Lead Architect: David West
Interior Design: Whitehall Interiors
Text description provided by the architects. Rising to 22 stories with 78 condominium units, 1399 Park Avenue emerges as a beacon alongside the Park Avenue Railroad viaduct in East Harlem. The sculptural form is composed of architectural concrete, metal, and glass. The building rises through a “Mondrian-like” composition of interlocking cubes and volumes.
The building is a true expression of New York City's urban design traditions, merging zoning, function, and aesthetics into a singular sculptural form. David West, the project’s lead designer, and premiere NYC zoning expert was the perfect counterpart to a client who encouraged excellence beyond the typical hurdles. Despite its height and size, the building has the ambiance of a boutique residence. The scale of the lobby and the amenities provide all that a resident could hope for without sacrificing a feeling of intimacy. An integral part of the 5th-floor amenity space is a lounge that spills out onto a terrace and seamlessly blends interior and exterior space. Even the furniture defies boundaries as the bar/table/grill element penetrates the glass between the lounge and the terrace.
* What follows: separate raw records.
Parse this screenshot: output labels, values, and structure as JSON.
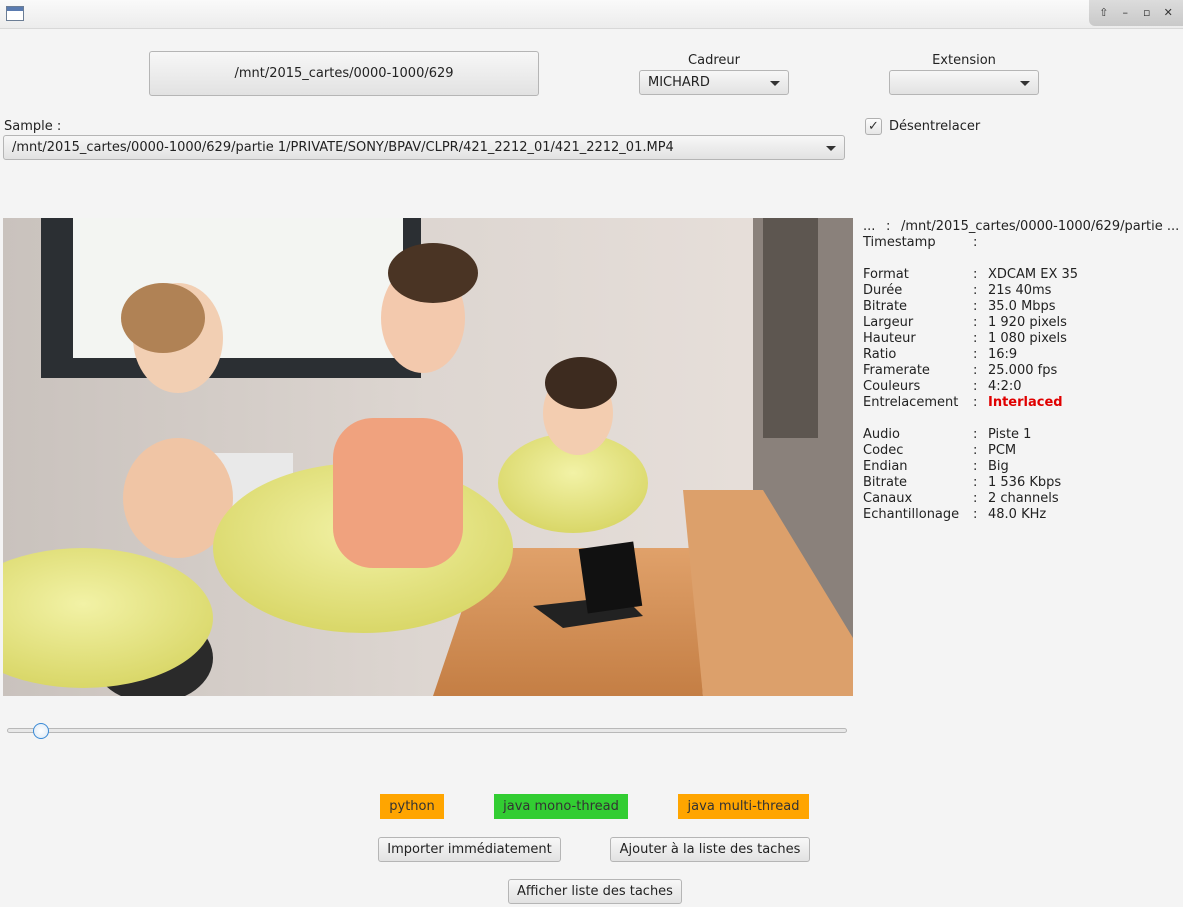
{
  "window": {
    "controls": [
      "⇧",
      "–",
      "▫",
      "✕"
    ]
  },
  "top": {
    "path_button": "/mnt/2015_cartes/0000-1000/629",
    "cadreur_label": "Cadreur",
    "cadreur_value": "MICHARD",
    "extension_label": "Extension",
    "extension_value": ""
  },
  "sample": {
    "label": "Sample :",
    "value": "/mnt/2015_cartes/0000-1000/629/partie 1/PRIVATE/SONY/BPAV/CLPR/421_2212_01/421_2212_01.MP4"
  },
  "deinterlace": {
    "label": "Désentrelacer",
    "checked": true
  },
  "info": {
    "rows_head": [
      {
        "k": "...",
        "v": "/mnt/2015_cartes/0000-1000/629/partie ..."
      },
      {
        "k": "Timestamp",
        "v": ""
      }
    ],
    "rows_video": [
      {
        "k": "Format",
        "v": "XDCAM EX 35"
      },
      {
        "k": "Durée",
        "v": "21s 40ms"
      },
      {
        "k": "Bitrate",
        "v": "35.0 Mbps"
      },
      {
        "k": "Largeur",
        "v": "1 920 pixels"
      },
      {
        "k": "Hauteur",
        "v": "1 080 pixels"
      },
      {
        "k": "Ratio",
        "v": "16:9"
      },
      {
        "k": "Framerate",
        "v": "25.000 fps"
      },
      {
        "k": "Couleurs",
        "v": "4:2:0"
      },
      {
        "k": "Entrelacement",
        "v": "Interlaced"
      }
    ],
    "rows_audio": [
      {
        "k": "Audio",
        "v": "Piste 1"
      },
      {
        "k": "Codec",
        "v": "PCM"
      },
      {
        "k": "Endian",
        "v": "Big"
      },
      {
        "k": "Bitrate",
        "v": "1 536 Kbps"
      },
      {
        "k": "Canaux",
        "v": "2 channels"
      },
      {
        "k": "Echantillonage",
        "v": "48.0 KHz"
      }
    ],
    "colon": ":"
  },
  "slider": {
    "position": 0.04
  },
  "engines": {
    "python": {
      "label": "python",
      "color": "#ffa500"
    },
    "mono": {
      "label": "java mono-thread",
      "color": "#32cd32"
    },
    "multi": {
      "label": "java multi-thread",
      "color": "#ffa500"
    }
  },
  "actions": {
    "import_now": "Importer immédiatement",
    "add_to_list": "Ajouter à la liste des taches",
    "show_list": "Afficher liste des taches"
  }
}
The site’s zoning challenges led to some unique moves that helped to shape the form while also still allowing for function. The building resembles a series of nested cubes suspended from a solid vertical spine. The mass was first informed by zoning needs but then took sculptural form with deliberate manipulation by the designers. A cube hovers above other forms as the central shape around which other forms wrap.
Large exposed columns and a recessed amenity terrace at the 5th floor augment the impression of a hovering cube separated from other forms by voids all around. Glass surfaces increase as the building rises to allow for views. Private terraces wrap the building at multiple levels and capture spectacular views of a vibrant neighborhood including such hidden gems as the community garden to the south. Hill West created a landmark in the Harlem skyline by combining function and aesthetics in a tower that Harlem can be proud of.